The Ford Ranchero was a coupe utility produced between 1957 and 1979. Unlike a pickup truck, the Ranchero was adapted from a two-door station wagon platform that integrated the cab and cargo bed into the body. A total of 508,355 units were produced during the model's production run. It was adapted from full-size, compact and intermediate automobiles by the Ford Motor Company for the North American market. Variations based on the original 1960 US Falcon for home markets in Argentina and South Africa were produced through the late 1980s. It sold well enough to spawn a competitor from General Motors in 1959, the Chevrolet El Camino.
With the Torino ending production after 1977, the Ranchero needed a new platform. This was found in the somewhat unlikely guise of the Ford Thunderbird personal luxury coupe, which was undergoing a reincarnation that year also, and sharing features with that year's Ford LTD II mid-size car.

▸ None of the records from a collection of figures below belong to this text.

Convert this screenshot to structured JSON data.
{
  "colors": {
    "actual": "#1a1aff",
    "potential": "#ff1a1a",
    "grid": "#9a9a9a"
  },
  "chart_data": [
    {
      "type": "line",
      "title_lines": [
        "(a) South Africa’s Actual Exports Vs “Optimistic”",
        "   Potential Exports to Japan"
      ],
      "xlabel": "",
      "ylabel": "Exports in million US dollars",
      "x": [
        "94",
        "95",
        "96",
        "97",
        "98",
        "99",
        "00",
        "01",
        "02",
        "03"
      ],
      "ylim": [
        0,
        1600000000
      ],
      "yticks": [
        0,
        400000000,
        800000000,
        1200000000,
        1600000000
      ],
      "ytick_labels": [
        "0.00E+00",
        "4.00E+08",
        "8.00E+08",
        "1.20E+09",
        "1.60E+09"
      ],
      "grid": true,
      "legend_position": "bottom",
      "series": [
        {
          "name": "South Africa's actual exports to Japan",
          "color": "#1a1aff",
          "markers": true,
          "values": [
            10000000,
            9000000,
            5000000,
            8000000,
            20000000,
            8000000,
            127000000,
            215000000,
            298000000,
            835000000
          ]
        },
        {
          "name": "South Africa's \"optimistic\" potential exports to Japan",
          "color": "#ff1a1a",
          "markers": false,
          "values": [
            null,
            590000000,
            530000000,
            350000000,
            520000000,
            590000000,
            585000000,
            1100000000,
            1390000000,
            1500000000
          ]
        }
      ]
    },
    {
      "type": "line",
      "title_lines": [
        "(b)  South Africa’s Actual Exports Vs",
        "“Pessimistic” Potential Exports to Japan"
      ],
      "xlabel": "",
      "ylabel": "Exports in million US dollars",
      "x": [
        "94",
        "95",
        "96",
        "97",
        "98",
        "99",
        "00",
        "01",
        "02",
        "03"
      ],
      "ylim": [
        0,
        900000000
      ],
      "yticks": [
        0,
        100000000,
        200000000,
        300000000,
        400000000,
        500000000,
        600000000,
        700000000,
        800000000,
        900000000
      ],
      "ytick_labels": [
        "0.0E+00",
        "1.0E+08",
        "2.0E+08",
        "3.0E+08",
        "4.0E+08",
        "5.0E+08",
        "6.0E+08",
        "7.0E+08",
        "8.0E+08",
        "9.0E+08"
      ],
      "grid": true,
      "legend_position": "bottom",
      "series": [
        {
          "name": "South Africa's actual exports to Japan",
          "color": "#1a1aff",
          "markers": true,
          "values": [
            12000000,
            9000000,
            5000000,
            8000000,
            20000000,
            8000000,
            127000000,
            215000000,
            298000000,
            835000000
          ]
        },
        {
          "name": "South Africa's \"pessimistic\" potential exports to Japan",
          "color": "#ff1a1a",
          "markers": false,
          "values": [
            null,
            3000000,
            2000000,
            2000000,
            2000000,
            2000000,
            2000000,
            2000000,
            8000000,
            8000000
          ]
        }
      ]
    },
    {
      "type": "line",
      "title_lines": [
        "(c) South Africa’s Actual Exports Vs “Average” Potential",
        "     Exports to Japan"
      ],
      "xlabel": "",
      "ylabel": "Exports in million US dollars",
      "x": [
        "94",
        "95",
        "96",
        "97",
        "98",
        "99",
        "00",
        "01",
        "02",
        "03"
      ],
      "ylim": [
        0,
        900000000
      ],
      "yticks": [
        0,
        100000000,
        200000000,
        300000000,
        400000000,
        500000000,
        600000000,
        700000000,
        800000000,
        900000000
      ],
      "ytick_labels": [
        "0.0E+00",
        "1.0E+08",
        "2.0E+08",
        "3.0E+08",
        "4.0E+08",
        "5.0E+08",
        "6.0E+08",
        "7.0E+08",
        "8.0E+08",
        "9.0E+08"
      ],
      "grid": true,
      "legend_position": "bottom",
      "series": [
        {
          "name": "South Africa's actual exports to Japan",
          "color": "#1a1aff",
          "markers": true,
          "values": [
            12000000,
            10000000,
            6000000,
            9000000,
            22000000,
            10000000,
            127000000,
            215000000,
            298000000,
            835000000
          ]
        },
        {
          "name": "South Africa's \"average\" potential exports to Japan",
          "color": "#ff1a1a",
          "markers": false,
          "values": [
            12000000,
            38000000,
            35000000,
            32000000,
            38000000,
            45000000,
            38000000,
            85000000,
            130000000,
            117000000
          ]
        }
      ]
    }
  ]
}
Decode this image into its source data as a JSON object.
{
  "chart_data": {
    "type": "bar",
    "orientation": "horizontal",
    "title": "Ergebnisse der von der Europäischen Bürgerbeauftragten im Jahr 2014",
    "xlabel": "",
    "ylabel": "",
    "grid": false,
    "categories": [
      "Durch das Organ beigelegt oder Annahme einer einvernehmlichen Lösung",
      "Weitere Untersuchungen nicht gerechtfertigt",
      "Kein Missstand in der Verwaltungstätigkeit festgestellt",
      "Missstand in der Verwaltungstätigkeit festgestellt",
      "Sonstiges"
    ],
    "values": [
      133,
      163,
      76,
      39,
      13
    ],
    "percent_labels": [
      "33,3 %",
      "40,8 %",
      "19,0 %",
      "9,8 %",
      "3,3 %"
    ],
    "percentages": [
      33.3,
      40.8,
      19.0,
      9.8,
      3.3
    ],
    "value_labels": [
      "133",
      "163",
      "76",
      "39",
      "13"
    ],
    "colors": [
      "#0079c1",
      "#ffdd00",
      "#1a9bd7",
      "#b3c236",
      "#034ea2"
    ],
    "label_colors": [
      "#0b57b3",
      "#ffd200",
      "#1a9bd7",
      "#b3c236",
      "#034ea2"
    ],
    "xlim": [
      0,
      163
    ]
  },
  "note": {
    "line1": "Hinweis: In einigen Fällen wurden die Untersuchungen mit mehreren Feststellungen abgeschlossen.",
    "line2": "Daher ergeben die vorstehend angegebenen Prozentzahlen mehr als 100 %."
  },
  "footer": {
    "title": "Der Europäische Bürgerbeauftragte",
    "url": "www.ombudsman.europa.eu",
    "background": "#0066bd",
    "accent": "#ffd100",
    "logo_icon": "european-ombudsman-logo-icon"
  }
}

The same three models available since 1968 were still offered and the Ranchero could be ordered in quite luxurious form. Engines fitted went up to the 400 cu in (6.6 L), a small-block despite its large displacement. Production ceased in 1979 with, among the traditional choices, a commemorative "1979½" model. Although the LTD II was not produced for many model years, this body style with stacked rectangular headlamps is among the most popular among collectors.
Cars were getting smaller and increasing government restrictions, and requirements on a car-based pickup truck made such a vehicle less and less attractive from a manufacturing standpoint. Meanwhile, purpose-designed light trucks had to meet much less stringent requirements for emissions and fuel economy. Ford saw the way the market was going and decided small light trucks were the wave of the future, beginning with the Mazda-built Courier pickup. This vehicle would be a "stepping stone" during which time Ford would develop their homegrown replacement,the Ranger.